Pompeii’s House of the Vettii Reopens: a Reminder That Roman Sexuality Was Far More Complex Than Simply Gay or Straight

Accurate phone number list discussion.
Post Reply
misbahulalam
Posts: 2
Joined: Sun Feb 12, 2023 10:37 am

Pompeii’s House of the Vettii Reopens: a Reminder That Roman Sexuality Was Far More Complex Than Simply Gay or Straight

Post by misbahulalam »

As Pompeii’s House of the Vertie finally reopens after a long process of restoration, news outlets appear to be struggling with how to report on the Roman sex cultures so well recorded in the ruins of the city. The Metro opened with the headline “Lavish Pompeii home that doubled as a brothel has some interesting wall art”, while the Guardian highlighted the fresco of Priapus, the god of fertility (depicted weighing his oversized penis on a scale with bags of coins) as well as the erotic frescoes found next to the kitchen. The Daily Mail, on the other hand – and arguably surprisingly – said nothing about the explicit frescoes and instead centered its story on the house’s “historic hallmarks of interior design”.
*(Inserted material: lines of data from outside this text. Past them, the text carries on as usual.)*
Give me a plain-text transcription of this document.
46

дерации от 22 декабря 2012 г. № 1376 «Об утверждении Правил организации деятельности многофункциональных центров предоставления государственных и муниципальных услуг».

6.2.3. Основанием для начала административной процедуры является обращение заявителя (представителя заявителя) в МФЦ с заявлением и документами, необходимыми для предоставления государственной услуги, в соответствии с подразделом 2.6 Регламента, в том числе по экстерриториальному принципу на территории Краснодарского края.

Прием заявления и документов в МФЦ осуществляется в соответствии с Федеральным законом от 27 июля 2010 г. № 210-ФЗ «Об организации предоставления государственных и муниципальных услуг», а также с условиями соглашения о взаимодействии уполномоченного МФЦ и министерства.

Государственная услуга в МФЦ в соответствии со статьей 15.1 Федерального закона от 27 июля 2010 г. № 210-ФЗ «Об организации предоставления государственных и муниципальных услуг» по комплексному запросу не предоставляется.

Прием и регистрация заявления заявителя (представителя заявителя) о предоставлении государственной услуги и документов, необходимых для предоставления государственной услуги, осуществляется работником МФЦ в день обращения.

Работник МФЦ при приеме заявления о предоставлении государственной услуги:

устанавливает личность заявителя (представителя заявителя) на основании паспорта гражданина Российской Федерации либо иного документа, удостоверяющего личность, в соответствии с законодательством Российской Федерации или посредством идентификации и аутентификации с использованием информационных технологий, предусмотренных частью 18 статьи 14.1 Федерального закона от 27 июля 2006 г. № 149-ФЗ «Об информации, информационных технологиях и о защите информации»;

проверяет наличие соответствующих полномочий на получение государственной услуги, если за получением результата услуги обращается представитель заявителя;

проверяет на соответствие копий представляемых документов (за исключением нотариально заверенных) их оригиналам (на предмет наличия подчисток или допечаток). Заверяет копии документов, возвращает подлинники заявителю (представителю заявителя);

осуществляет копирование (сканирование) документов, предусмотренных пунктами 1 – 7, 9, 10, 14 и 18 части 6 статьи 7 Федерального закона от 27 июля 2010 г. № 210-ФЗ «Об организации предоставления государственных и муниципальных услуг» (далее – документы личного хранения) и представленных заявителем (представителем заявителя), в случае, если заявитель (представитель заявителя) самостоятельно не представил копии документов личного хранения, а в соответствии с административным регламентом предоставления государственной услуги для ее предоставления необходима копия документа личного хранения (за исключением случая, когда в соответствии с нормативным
As a scholar who researches modern and contemporary visual cultures of sexuality, I was struck by how the heavy presence of sexual imagery in the ruins of Pompeii seems to confound those writing about it for a general audience. A weekly email with evidence-based analysis from Europe's best scholars Rethinking Roman sexuality As a gay man and a researcher on sexuality, I am all too Phone Number List familiar with the ways modern gay men look to ancient Rome in search of evidence that there have always been people like us. It is now clear among the research community that such straightforward readings of homosexuality in classical history are flawed. That is because same-sex relations among Romans were lived and thought about in very different ways from our own. Roman sexuality was not framed in terms of the gender of partners but in terms of power.

Image

The gender of a free man’s sexual partner was less relevant than their social position. A room with walls cultured in colorful frescos of nude men and women. Frescoes from the House of the Vertie. Courtesy of the Archaeological Park of Pompeii, Author provided (no reuse) Socially acceptable Roman sexuality was about power, power was about masculinity – and Roman patriarchal sex cultures were assertions of both. An adult free man could have sex as the penetrating partner with anyone of a lower social status – including women or slaves and sex workers of both genders. Despite this, I understand how politically important and strategic it was for the early homosexual movement to invent its own myth of origin and to populate history with figures that had been – they thought – just like us. The flip side of modern notions of homosexuality being read into Roman history, is the way in which the widespread presence of sex in ancient Roman (including in the graffiti and visual culture preserved in Pompeii) has been disavowed or – at least – purified by mainstream modern culture.